В кабинет со всех сторон то и дело долетали крики и стоны истязаемых людей. Под окнами грохотали подкованные сапоги, на лестницах раздавались тяжелые шаги. Во всем здании беспрерывно трещали телефонные звонки, перекликались друг с другом полицейские. Со двора время от времени доносились отголоски отдельных выстрелов… В городе строчили пулеметы.

— Ну и ночка, — сказал полковник Аббес. — Ну и ночка, ну и ночка, — тупо повторял он. Потом взглянул на майора. — Ты хотел о чем-то спросить?

— О подробностях трагедии, конечно, если можно, господин полковник. О деле капитана де ла Крус… Я тяжело это пережил, такой болезненный удар…

— Что ж, — сказал Аббес. — Он жил, как герой, и погиб, как герой. Когда черный «паккард» преградил им путь, генералиссимус, несмотря на полученные раны, выскочил из машины и открыл огонь по этим мерзавцам.
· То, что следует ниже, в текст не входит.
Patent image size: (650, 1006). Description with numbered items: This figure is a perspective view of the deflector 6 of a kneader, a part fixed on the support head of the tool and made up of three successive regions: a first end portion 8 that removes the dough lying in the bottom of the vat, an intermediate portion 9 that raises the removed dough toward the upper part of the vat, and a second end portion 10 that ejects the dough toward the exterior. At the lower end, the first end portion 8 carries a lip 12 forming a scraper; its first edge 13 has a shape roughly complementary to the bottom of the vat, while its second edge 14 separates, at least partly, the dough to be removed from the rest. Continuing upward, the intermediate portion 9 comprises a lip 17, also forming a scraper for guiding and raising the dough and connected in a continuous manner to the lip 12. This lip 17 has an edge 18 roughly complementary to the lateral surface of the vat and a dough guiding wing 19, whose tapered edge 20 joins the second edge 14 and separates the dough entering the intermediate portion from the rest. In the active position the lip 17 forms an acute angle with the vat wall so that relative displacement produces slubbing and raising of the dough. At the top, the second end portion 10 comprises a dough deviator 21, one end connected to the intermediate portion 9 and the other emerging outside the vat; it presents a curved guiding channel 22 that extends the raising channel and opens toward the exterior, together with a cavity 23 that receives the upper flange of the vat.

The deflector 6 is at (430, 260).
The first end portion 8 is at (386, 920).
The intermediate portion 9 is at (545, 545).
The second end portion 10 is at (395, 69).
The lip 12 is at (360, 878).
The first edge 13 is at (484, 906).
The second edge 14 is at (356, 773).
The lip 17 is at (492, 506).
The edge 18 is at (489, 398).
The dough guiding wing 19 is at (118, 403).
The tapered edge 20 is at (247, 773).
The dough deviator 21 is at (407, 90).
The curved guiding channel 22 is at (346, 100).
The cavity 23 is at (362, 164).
Де ла Крус пытался заслонить его своим телом, но упал сам с пятью пулями в груди. Прежде чем потерять сознание, лежа на шоссе, он успел увидеть, что генералиссимус застыл, как мраморное изваяние, и стоит под градом пуль, не падая на землю. Заговорщикам пришлось выстрелить двадцать семь раз, чтобы обезоружить генералиссимуса… Представляешь себе? Двадцать семь пуль! В этом есть что-то сверхъестественное.